O Movimento completa 60 anos

 

O dia 7 de dezembro deste ano é o 60º aniversário do nascimento – em Trento, na Itália – do Movimento dos Focolares. Naquele 7 de dezembro de 1943, Chiara Lubich, com pouco mais de 20 anos, estava sozinha quando pronunciou o seu sim a Deus para sempre. Não se podia imaginar a fecundidade que desencadearia o seu sim. Hoje, são milhões de pessoas de todas as idades, categorias sociais, línguas, raças e crenças que, no mundo inteiro, em 182 países, estão empenhadas em suscitar, por toda a parte, núcleos de fraternidade para contribuir a compor em unidade a família humana, que hoje, mais do que nunca, anseia pela paz.

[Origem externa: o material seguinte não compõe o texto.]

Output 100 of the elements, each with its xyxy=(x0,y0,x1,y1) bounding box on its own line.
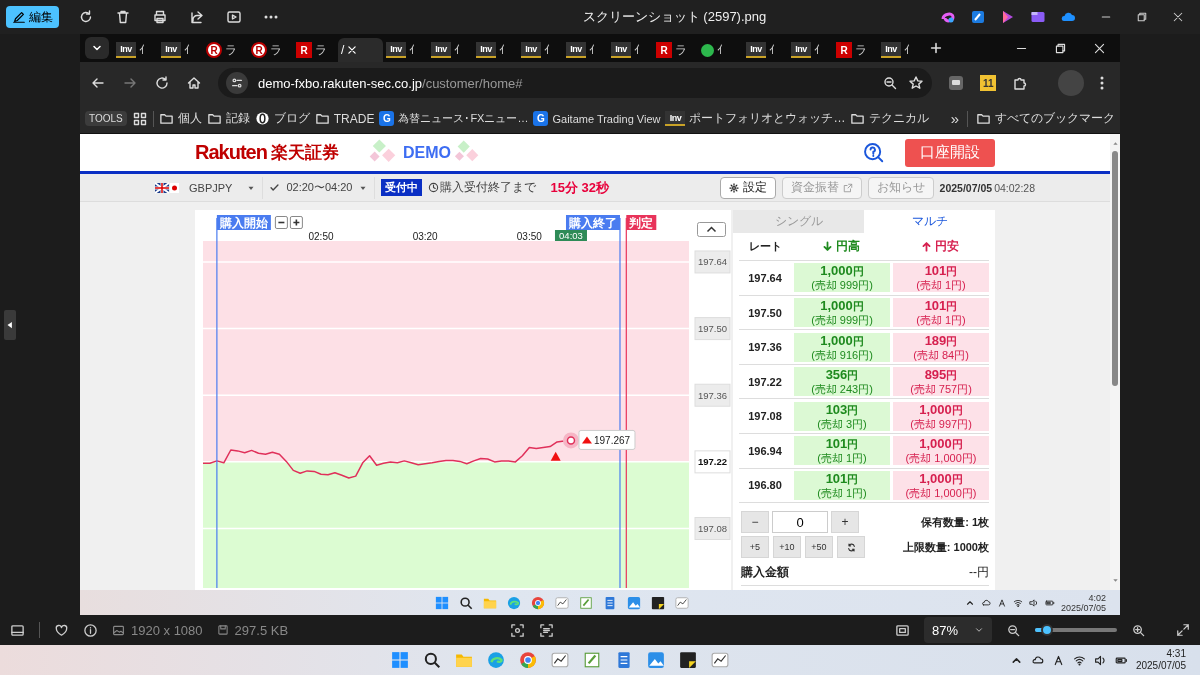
price-button[interactable]: 1,000円 (売却 916円) xyxy=(794,332,890,362)
folder-app-icon[interactable] xyxy=(1030,9,1046,25)
restore-icon[interactable] xyxy=(1054,41,1067,55)
browser-tab[interactable]: Inv ｲ xyxy=(608,38,653,62)
price-button[interactable]: 101円 (売却 1円) xyxy=(794,470,890,500)
price-button[interactable]: 1,000円 (売却 1,000円) xyxy=(893,436,989,466)
filmstrip-icon[interactable] xyxy=(10,622,25,638)
round-browser-icon[interactable] xyxy=(518,651,537,669)
bookmark-link[interactable]: ブログ xyxy=(273,110,310,127)
bookmark-link[interactable]: 記録 xyxy=(225,110,250,127)
battery-icon[interactable] xyxy=(1044,597,1055,608)
search-icon[interactable] xyxy=(422,651,441,669)
restore-icon[interactable] xyxy=(1136,11,1148,23)
browser-tab[interactable]: R ラ xyxy=(248,38,293,62)
ring-logo-icon[interactable] xyxy=(254,111,270,126)
zoom-out-icon[interactable] xyxy=(1006,622,1021,638)
folder-icon[interactable] xyxy=(314,111,330,126)
folder-icon[interactable] xyxy=(206,111,222,126)
print-icon[interactable] xyxy=(151,9,168,25)
bookmark-link[interactable]: テクニカル xyxy=(869,110,930,127)
price-button[interactable]: 101円 (売却 1円) xyxy=(893,298,989,328)
zoom-in-button[interactable] xyxy=(289,216,303,229)
new-tab-icon[interactable] xyxy=(929,41,943,55)
bookmark-link[interactable]: TRADE xyxy=(333,111,375,126)
bookmark-link[interactable]: Gaitame Trading View xyxy=(552,112,661,125)
open-account-button[interactable]: 口座開設 xyxy=(905,138,995,167)
text-scan-icon[interactable] xyxy=(538,622,554,638)
speaker-icon[interactable] xyxy=(1093,653,1107,667)
search-icon[interactable] xyxy=(459,595,474,610)
currency-pair[interactable]: GBPJPY xyxy=(189,181,233,194)
pen-app-icon[interactable] xyxy=(970,9,986,25)
close-icon[interactable] xyxy=(1172,11,1184,23)
share-icon[interactable] xyxy=(188,9,205,25)
step-button[interactable]: +5 xyxy=(741,536,769,559)
sticky-note-icon[interactable] xyxy=(678,651,697,669)
windows-logo-icon[interactable] xyxy=(435,595,450,610)
zoom-dropdown[interactable]: 87% xyxy=(924,617,992,643)
home-icon[interactable] xyxy=(186,75,202,91)
browser-tab[interactable]: R ラ xyxy=(653,38,698,62)
browser-tab[interactable]: ｲ xyxy=(698,38,743,62)
info-icon[interactable] xyxy=(83,622,98,638)
pen-note-icon[interactable] xyxy=(582,651,601,669)
calendar-extension-icon[interactable]: 11 xyxy=(980,75,997,91)
decrease-button[interactable]: − xyxy=(741,511,769,534)
bookmark-link[interactable]: すべてのブックマーク xyxy=(995,110,1115,127)
network-icon[interactable] xyxy=(980,597,991,608)
browser-tab[interactable]: Inv ｲ xyxy=(788,38,833,62)
network-icon[interactable] xyxy=(1030,653,1044,667)
pen-note-icon[interactable] xyxy=(579,595,594,610)
visual-search-icon[interactable] xyxy=(509,622,525,638)
wifi-icon[interactable] xyxy=(1072,653,1086,667)
folder-icon[interactable] xyxy=(158,111,174,126)
wifi-icon[interactable] xyxy=(1012,597,1023,608)
reload-icon[interactable] xyxy=(154,75,170,91)
chart-app-icon[interactable] xyxy=(555,595,570,610)
input-method-icon[interactable] xyxy=(996,597,1007,608)
browser-tab[interactable]: R ラ xyxy=(833,38,878,62)
edit-button[interactable]: 編集 xyxy=(6,6,59,28)
extensions-icon[interactable] xyxy=(1012,75,1029,91)
folder-icon[interactable] xyxy=(850,111,866,126)
browser-tab[interactable]: Inv ｲ xyxy=(383,38,428,62)
slider-thumb[interactable] xyxy=(1041,624,1054,636)
browser-tab[interactable]: Inv ｲ xyxy=(563,38,608,62)
delete-icon[interactable] xyxy=(114,9,131,25)
site-settings-icon[interactable] xyxy=(230,76,244,90)
full-screen-icon[interactable] xyxy=(1176,623,1190,637)
price-button[interactable]: 1,000円 (売却 999円) xyxy=(794,263,890,293)
price-button[interactable]: 1,000円 (売却 1,000円) xyxy=(893,470,989,500)
step-button[interactable]: +10 xyxy=(773,536,801,559)
chart-app-icon[interactable] xyxy=(675,595,690,610)
photo-app-icon[interactable] xyxy=(627,595,642,610)
browser-tab[interactable]: R ラ xyxy=(203,38,248,62)
bookmark-star-icon[interactable] xyxy=(908,75,925,91)
windows-logo-icon[interactable] xyxy=(390,651,409,669)
browser-tab[interactable]: R ラ xyxy=(293,38,338,62)
increase-button[interactable]: + xyxy=(831,511,859,534)
folder-icon[interactable] xyxy=(976,111,991,126)
browser-tab[interactable]: Inv ｲ xyxy=(743,38,788,62)
bookmark-link[interactable]: 為替ニュース･FXニュー… xyxy=(398,111,529,126)
bookmark-link[interactable]: 個人 xyxy=(177,110,202,127)
chart-app-icon[interactable] xyxy=(710,651,729,669)
browser-tab[interactable]: Inv ｲ xyxy=(428,38,473,62)
price-button[interactable]: 101円 (売却 1円) xyxy=(893,263,989,293)
zoom-in-icon[interactable] xyxy=(1131,622,1146,638)
time-period[interactable]: 02:20〜04:20 xyxy=(286,180,353,195)
bookmark-link[interactable]: ポートフォリオとウォッチ… xyxy=(689,110,846,127)
address-bar[interactable]: demo-fxbo.rakuten-sec.co.jp/customer/home# xyxy=(218,68,933,98)
price-button[interactable]: 189円 (売却 84円) xyxy=(893,332,989,362)
price-button[interactable]: 1,000円 (売却 997円) xyxy=(893,401,989,431)
step-button[interactable]: +50 xyxy=(805,536,833,559)
favorite-icon[interactable] xyxy=(54,622,69,638)
fit-frame-icon[interactable] xyxy=(895,622,910,638)
photo-app-icon[interactable] xyxy=(646,651,665,669)
close-icon[interactable] xyxy=(1093,41,1106,55)
round-browser-icon[interactable] xyxy=(531,595,546,610)
price-button[interactable]: 101円 (売却 1円) xyxy=(794,436,890,466)
browser-tab[interactable]: Inv ｲ xyxy=(113,38,158,62)
chat-extension-icon[interactable] xyxy=(948,75,965,91)
price-button[interactable]: 103円 (売却 3円) xyxy=(794,401,890,431)
chart-app-icon[interactable] xyxy=(550,651,569,669)
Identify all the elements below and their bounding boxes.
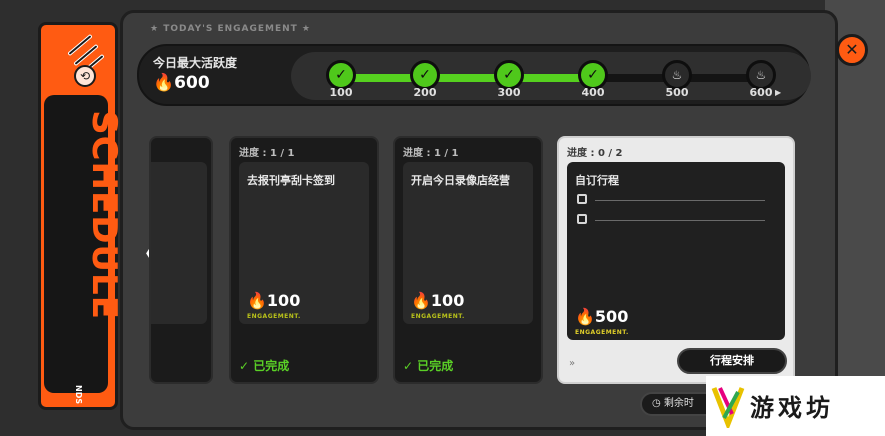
schedule-screen: ⟲ SCHEDULE NDS ★ TODAY'S ENGAGEMENT ★ 今日… <box>0 0 885 436</box>
task-points-sub: ENGAGEMENT. <box>575 329 629 336</box>
task-title: 去报刊亭刮卡签到 <box>247 174 335 187</box>
flame-icon: 🔥 <box>153 73 175 93</box>
check-icon: ✓ <box>239 359 254 373</box>
max-engagement-label: 今日最大活跃度 <box>153 56 238 70</box>
checklist-item[interactable] <box>577 214 777 228</box>
max-engagement-box: 今日最大活跃度 🔥600 <box>153 54 287 98</box>
progress-track-wrap: ✓ 100 ✓ 200 ✓ 300 ✓ 400 ♨ 500 ♨ 600 ▶ <box>291 52 811 100</box>
max-engagement-value: 🔥600 <box>153 73 210 93</box>
task-title: 自订行程 <box>575 174 619 187</box>
task-card-partial <box>149 136 213 384</box>
task-title: 开启今日录像店经营 <box>411 174 510 187</box>
task-cards: ❮ 进度 : 1 / 1 去报刊亭刮卡签到 🔥100 ENGAGEMENT. ✓… <box>137 120 807 390</box>
flame-icon: 🔥 <box>411 291 431 310</box>
schedule-sidebar: ⟲ SCHEDULE NDS <box>38 22 124 410</box>
task-progress-caption: 进度 : 1 / 1 <box>239 148 295 159</box>
checklist-line <box>595 200 765 201</box>
task-progress-caption: 进度 : 1 / 1 <box>403 148 459 159</box>
schedule-title: SCHEDULE <box>84 110 124 320</box>
checklist-line <box>595 220 765 221</box>
watermark-logo: 游戏坊 <box>706 376 885 436</box>
check-icon: ✓ <box>403 359 418 373</box>
task-points: 🔥100 <box>411 291 465 310</box>
watermark-text: 游戏坊 <box>750 394 834 422</box>
flame-icon: 🔥 <box>247 291 267 310</box>
milestone-label: 400 <box>581 86 605 99</box>
task-card[interactable]: 进度 : 1 / 1 去报刊亭刮卡签到 🔥100 ENGAGEMENT. ✓ 已… <box>229 136 379 384</box>
section-label: ★ TODAY'S ENGAGEMENT ★ <box>150 24 311 34</box>
milestone-label: 100 <box>329 86 353 99</box>
schedule-subtitle: NDS <box>74 385 83 405</box>
progress-track <box>341 74 761 82</box>
checklist-item[interactable] <box>577 194 777 208</box>
task-points-sub: ENGAGEMENT. <box>411 313 465 320</box>
task-status: ✓ 已完成 <box>239 359 290 373</box>
refresh-badge-icon[interactable]: ⟲ <box>74 65 96 87</box>
task-card-inner: 开启今日录像店经营 🔥100 ENGAGEMENT. <box>403 162 533 324</box>
task-card[interactable]: 进度 : 1 / 1 开启今日录像店经营 🔥100 ENGAGEMENT. ✓ … <box>393 136 543 384</box>
schedule-plan-button[interactable]: 行程安排 <box>677 348 787 374</box>
double-chevron-icon: » <box>569 358 576 369</box>
task-card-inner: 自订行程 🔥500 ENGAGEMENT. <box>567 162 785 340</box>
close-button[interactable]: ✕ <box>836 34 868 66</box>
checkbox[interactable] <box>577 194 587 204</box>
task-points: 🔥100 <box>247 291 301 310</box>
task-status: ✓ 已完成 <box>403 359 454 373</box>
cursor-icon: ▶ <box>775 88 782 97</box>
task-card-custom[interactable]: 进度 : 0 / 2 自订行程 🔥500 ENGAGEMENT. » 行程安排 <box>557 136 795 384</box>
task-points-sub: ENGAGEMENT. <box>247 313 301 320</box>
checkbox[interactable] <box>577 214 587 224</box>
milestone-label: 200 <box>413 86 437 99</box>
logo-mark-icon <box>711 387 745 428</box>
flame-icon: 🔥 <box>575 307 595 326</box>
milestone-label: 300 <box>497 86 521 99</box>
task-card-inner <box>151 162 207 324</box>
progress-fill <box>341 74 593 82</box>
task-points: 🔥500 <box>575 307 629 326</box>
task-progress-caption: 进度 : 0 / 2 <box>567 148 623 159</box>
milestone-label: 500 <box>665 86 689 99</box>
clock-icon: ◷ <box>652 398 664 409</box>
task-card-inner: 去报刊亭刮卡签到 🔥100 ENGAGEMENT. <box>239 162 369 324</box>
progress-header: 今日最大活跃度 🔥600 ✓ 100 ✓ 200 ✓ 300 ✓ 400 ♨ 500 ♨ 600 ▶ <box>137 44 811 106</box>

Chiara assim escreveu no Jornal ‘Vita Trentina’:
 O que sinto na minha alma? O que trago em meu coração nesta circunstância especial?
Uma onda de comoção, se penso somente por um instante, no que encontro diante de mim: um novo povo, nascido do Evangelho, espalhado por toda a terra, uma obra imensa que nenhuma força humana teria feito surgir. É, de fato, “uma obra de Deus”, pela qual fui escolhida por primeiro como seu instrumento sempre “inútil e infiel”.

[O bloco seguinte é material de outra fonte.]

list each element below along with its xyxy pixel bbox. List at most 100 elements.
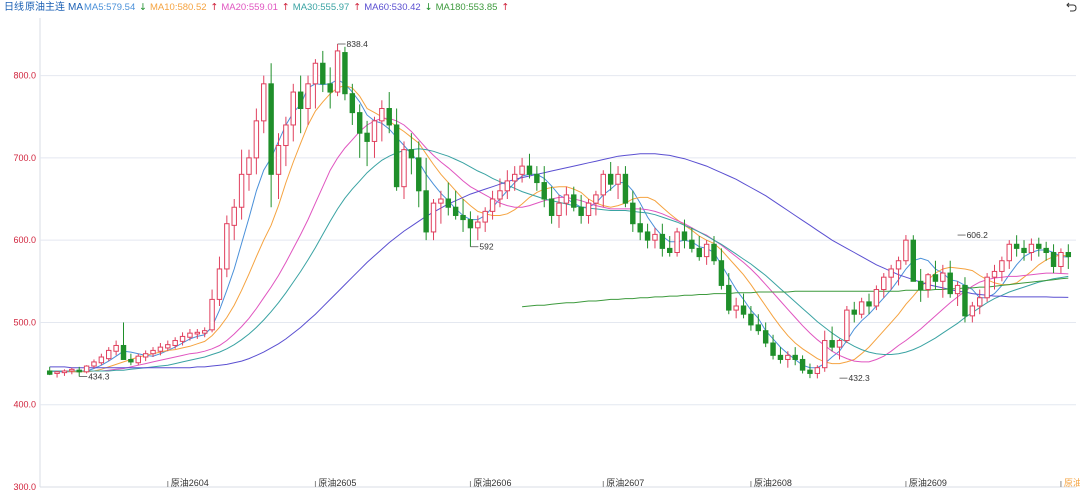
candle-body: [246, 157, 252, 175]
candle-body: [408, 149, 415, 159]
ma-indicator-5: MA180:553.85: [436, 2, 498, 13]
ma-line-MA10: [49, 84, 1069, 373]
candle-body: [777, 354, 784, 360]
candle-body: [438, 198, 444, 204]
candle-body: [238, 173, 245, 208]
candle-body: [194, 331, 201, 335]
candle-body: [452, 206, 459, 216]
candle-body: [98, 356, 105, 364]
candle-body: [969, 305, 976, 317]
candle-body: [460, 214, 466, 221]
candle-body: [261, 83, 267, 122]
candle-body: [903, 239, 909, 262]
candle-body: [401, 149, 407, 188]
candle-body: [46, 370, 53, 375]
price-annotation: 838.4: [347, 39, 369, 49]
candle-body: [888, 268, 894, 278]
candle-body: [873, 289, 880, 307]
candle-body: [497, 190, 503, 200]
candle-body: [209, 298, 215, 331]
candle-body: [334, 50, 341, 93]
candle-body: [984, 276, 990, 299]
candle-body: [607, 173, 614, 185]
candle-body: [1006, 243, 1012, 262]
candle-body: [482, 210, 488, 223]
candle-body: [1058, 252, 1064, 267]
candle-body: [762, 330, 769, 344]
candles: [46, 44, 1072, 379]
candle-body: [571, 194, 577, 208]
candle-body: [268, 83, 274, 175]
candle-body: [785, 354, 791, 360]
candle-body: [504, 180, 511, 192]
period-label: 日线: [4, 0, 24, 13]
candle-body: [799, 358, 806, 371]
candle-body: [231, 206, 237, 226]
contract-label: 原油2609: [909, 477, 947, 488]
candle-body: [290, 91, 296, 126]
candle-body: [932, 274, 939, 282]
candle-body: [275, 145, 282, 175]
candle-body: [511, 173, 518, 182]
undo-arrow-icon[interactable]: [1066, 2, 1077, 12]
symbol-label: 原油主连: [25, 0, 65, 13]
ma-arrow-2: ↑: [282, 2, 290, 13]
candle-body: [1021, 247, 1027, 254]
ma-indicator-0: MA5:579.54: [84, 2, 135, 13]
candle-body: [54, 371, 60, 374]
y-tick-label: 700.0: [13, 153, 36, 163]
candle-body: [600, 173, 607, 196]
y-tick-label: 400.0: [13, 400, 36, 410]
y-tick-label: 800.0: [13, 71, 36, 81]
candle-body: [128, 358, 134, 363]
candle-body: [1028, 243, 1035, 253]
candle-body: [681, 231, 688, 241]
x-axis-contracts: 原油2604 原油2605 原油2606 原油2607 原油2608 原油2609 原油26…: [40, 477, 1080, 488]
candle-body: [585, 202, 592, 216]
candle-body: [991, 270, 998, 278]
candle-body: [844, 309, 850, 342]
candle-body: [69, 368, 75, 372]
price-annotation: 432.3: [848, 373, 870, 383]
candle-body: [740, 305, 747, 315]
candle-body: [593, 194, 599, 204]
candle-body: [910, 239, 917, 282]
candle-body: [947, 272, 953, 295]
candle-body: [711, 243, 717, 262]
candle-body: [423, 190, 429, 233]
candle-body: [1050, 252, 1057, 267]
candle-body: [526, 165, 533, 175]
ma-indicator-2: MA20:559.01: [221, 2, 278, 13]
candle-body: [142, 353, 149, 358]
candle-body: [807, 369, 813, 374]
candle-body: [187, 332, 193, 338]
candle-body: [416, 157, 422, 192]
candle-body: [113, 344, 119, 352]
candle-body: [615, 173, 621, 185]
candle-body: [150, 349, 156, 355]
candle-body: [962, 284, 968, 317]
candle-body: [637, 223, 643, 233]
candle-body: [371, 120, 378, 142]
candle-body: [630, 202, 636, 225]
candle-body: [386, 108, 392, 126]
candle-body: [925, 274, 931, 291]
ma-arrow-1: ↑: [210, 2, 218, 13]
contract-label: 原油2610: [1064, 477, 1080, 488]
price-annotation: 434.3: [88, 371, 110, 381]
ma-indicator-1: MA10:580.52: [150, 2, 207, 13]
candle-body: [519, 165, 525, 175]
price-annotation: 592: [479, 242, 493, 252]
candle-body: [674, 231, 680, 253]
candle-body: [312, 62, 319, 85]
candle-body: [851, 309, 857, 315]
ma-arrow-4: ↓: [425, 2, 433, 13]
contract-label: 原油2608: [754, 477, 792, 488]
contract-label: 原油2604: [171, 477, 209, 488]
candle-body: [917, 280, 924, 291]
candle-body: [578, 206, 584, 216]
candle-body: [541, 182, 547, 200]
ma-arrow-0: ↓: [139, 2, 147, 13]
candle-body: [858, 301, 865, 315]
candle-body: [866, 301, 872, 307]
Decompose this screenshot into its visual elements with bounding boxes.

E um hino de reconhecimento a Deus pelo quanto, com todas as minhas irmãs e todos os meus irmãos, pude ver, experimentar, construir, levar, até este ponto com a Sua ajuda.

Um obrigado profundo diante de cada coisa, meu Deus! 
Obrigado, antes de mais nada, por me ter feito nascer filha de Deus na tua Igreja;
por me ter nutrido dia após dia com a Eucaristia;
por ter constelado a minha vida, desde pequena, de sinais que anunciavam o futuro do divino carisma que foi colocado em mim para muitos;
por ter me feito experimentar as verdades do Evangelho e as suas promessas que se atuam sempre;
por me ter doado a alegria do “cêntuplo” em todos os sentidos;
por me ter revelado o segredo da unidade no teu Filho crucificado e abandonado;
por ter permitido sofrimentos precursores de uma mais profunda união contigo;
por me ter doado uma novíssima espiritualidade, pessoal e comunitária ao mesmo tempo, tão atual;
por me ter aberto, juntamente com todos os membros do Movimento, a toda a humanidade, em direção aos outros cristãos, aos fiéis de outras religiões, às pessoas que ainda não são tuas, mas de boa vontade;
pelo amor paterno dos teus vigários aqui na terra, particularmente de Paulo VI e João Paulo II, e pela bênção deles sobre toda a nossa Obra durante anos e anos;
por me ter abençoado com uma vida longa;
por ter perdoado os meus pecados.

Obrigado, por me ter dado, na minha específica missão, de concorrer com a Igreja para a atuação do Testamento de teu Filho: “Que todos sejam um” e de preparar-te grandes núcleos de fraternidade universal.
Obrigado, obrigado. O louvor e a glória a Ti.

Chiara recordava, há alguns anos atrás, aquele 7 de dezembro de 1943 assim:
“De manhã, me levantei pelas cinco horas. Vesti a melhor roupa que possuía, mesmo se pobre, e me encaminhei, atravessando toda a cidade, em direção de um pequeno colégio. Irrompia uma forte tempestade, obrigando-me a abrir caminho empurrando o guarda-chuva à minha frente. Também isso tinha um significado. Parecia-me dizer que o ato que eu estava para cumprir encontraria obstáculos.

Quando cheguei ao colégio, mudança de cena: um portão enorme se abriu sozinho. Sensação de alívio e de acolhimento, como que os braços abertos daquele Deus que esperava por mim. A capelinha estava decorada da melhor maneira possível. Ao fundo, sobressaía uma imagem da Imaculada Conceição. Diante do altar, para além da balaustrada, estava preparado um genuflexório.

Antes da comunhão, vi num relance aquilo que estava para fazer: eu tinha atravessado uma ponte; com a consagração a Deus a ponte desmoronava atrás das minhas costas. Eu não poderia mais retornar ao mundo. Abrir os olhos àquilo que eu estava fazendo – me lembro – foi tão forte, que uma lágrima caiu sobre o missal. Depois uma alegria secreta. Eu estava me desposando. Desposava-me com Deus.

Creio que voltei para casa correndo; só me detive para comprar três cravos vermelhos para o crucifixo que me aguardava no quarto. Eles seriam o sinal da festa comum. Eu tinha desposado Deus. Dele poderia esperar tudo”.